00000000 d1 31 dd 02 c5 e6 ee c4 69 3d 9a 06 98 af f9 5c
00000010 2f ca b5 87 12 46 7e ab 40 04 58 3e b8 fb 7f 89
00000020 55 ad 34 06 09 f4 b3 02 83 e4 88 83 25 71 41 5a
00000030 08 51 25 e8 f7 cd c9 9f d9 1d bd f2 80 37 3c 5b
00000040 96 0b 1d d1 dc 41 7b 9c e4 d8 97 f4 5a 65 55 d5
00000050 35 73 9a c7 f0 eb fd 0c 30 29 f1 66 d1 09 b1 8f
00000060 75 27 7f 79 30 d5 5c eb 22 e8 ad ba 79 cc 15 5c
00000070 ed 74 cb dd 5f c5 d3 6d b1 9b 0a d8 35 cc a7 e3

MD5(file1.dat) = a4c0d35c95a63a805915367dcfe6b751

file2.dat:

00000000 d1 31 dd 02 c5 e6 ee c4 69 3d 9a 06 98 af f9 5c
00000010 2f ca b5 07 12 46 7e ab 40 04 58 3e b8 fb 7f 89
00000020 55 ad 34 06 09 f4 b3 02 83 e4 88 83 25 f1 41 5a
00000030 08 51 25 e8 f7 cd c9 9f d9 1d bd 72 80 37 3c 5b
00000040 96 0b 1d d1 dc 41 7b 9c e4 d8 97 f4 5a 65 55 d5
00000050 35 73 9a 47 f0 eb fd 0c 30 29 f1 66 d1 09 b1 8f
00000060 75 27 7f 79 30 d5 5c eb 22 e8 ad ba 79 4c 15 5c
00000070 ed 74 cb dd 5f c5 d3 6d b1 9b 0a 58 35 cc a7 e3

MD5(file2.dat) = a4c0d35c95a63a805915367dcfe6b751

Re:Exploit?

[CryoPenguin]

That's only a problem because Kazaa uses one checksum for the whole file. BitTorrent checksums each chunk (typically 256KB - 1MB), so it can detect corrupt data, throw out only little collateral real data, and blacklist whoever sent you the corrupt bits. Then it redownloads the chunk from someone else, and the user never needs to know.

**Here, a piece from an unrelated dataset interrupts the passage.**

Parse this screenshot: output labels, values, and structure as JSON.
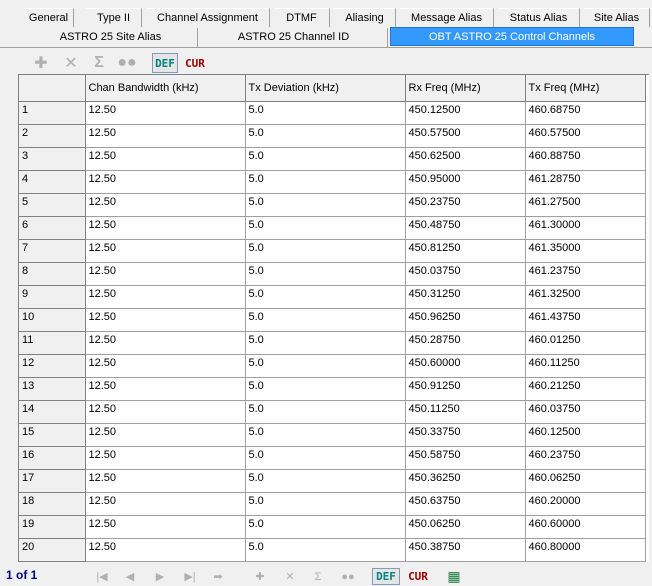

Re:I have a novel solution

[Dan+Farina]

I'm not sure if you are being sarcastic or something, but as said before, Bittorrent uses SHA-1, not MD5....

So you are safe downloading linux for now via bittorrent. Besides, the chances of MD5 collisions happening from sheer luck/unluck are very slim. (after all, we've been using it for ages with no reports)

The most dangerous factor to continued use of MD5 are malicious individuals.